Oft wünschen wir uns, klare Anweisungen von Gott in Entscheidungsfragen zu hören. Doch Paulus betont, dass man den Willen Gottes erkennen kann, wenn unser Denken erneuert wird. Man ist dann in der Lage zu prüfen, was gut, wohlgefällig und vollkommen ist.

Bei unserer Entscheidung vor einigen Jahren, umzuziehen, standen viele Fragen im Raum – wohin? was beruflich machen? in welchem Umfeld? Zahlreiche Optionen lagen vor uns. Meine Frau fragte nach meinem Eindruck über Gottes Willen. Ich gestand, es nicht zu wissen, versicherte aber, dass wir eine gute und weise Entscheidung treffen würden. Letztendlich trafen wir auch eine weise Entscheidung.

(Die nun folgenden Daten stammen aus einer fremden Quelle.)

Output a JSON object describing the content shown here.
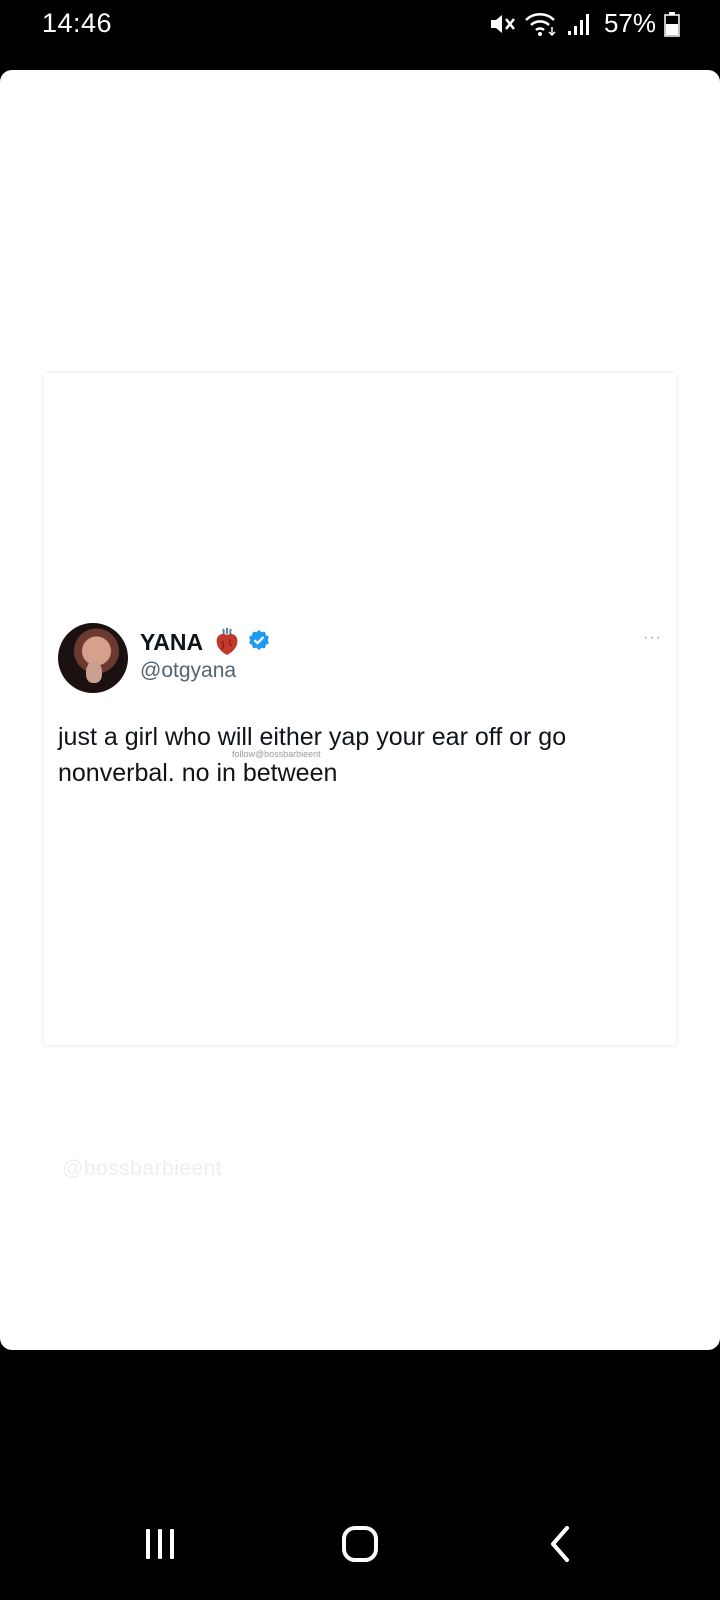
{
  "status_bar": {
    "time": "14:46",
    "battery_percent": "57%",
    "icons": [
      "mute-icon",
      "wifi-icon",
      "signal-icon",
      "battery-icon"
    ]
  },
  "post": {
    "author_name": "YANA",
    "author_handle": "@otgyana",
    "text": "just a girl who will either yap your ear off or go nonverbal. no in between",
    "inline_watermark": "follow@bossbarbieent",
    "badges": [
      "anatomical-heart-icon",
      "verified-badge-icon"
    ],
    "verified_color": "#1d9bf0",
    "more_label": "···"
  },
  "watermark": "@bossbarbieent",
  "nav_bar": {
    "icons": [
      "recent-apps-icon",
      "home-icon",
      "back-icon"
    ]
  }
}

Nachdem alles feststand, besuchte uns ein Pastor, ein Mann, der nach Besuchen gerne noch betet. Er sah in seinem Gebet offene Türen, viele Möglichkeiten. Seine Worte lauteten: „Gott möchte euch sagen, dass euch mehrere Türen offen stehen. Ihr könnt durch alle hindurch gehen. Alle sind gut und richtig.“

Dieses Bild bestätigte unser eigenes Gefühl, ohne dass wir vorher etwas von Gott gehört hatten.

Manchmal schweigt Gott, weil er uns vertraut – er vertraut darauf, dass wir selbst eine weise und gute Entscheidung treffen.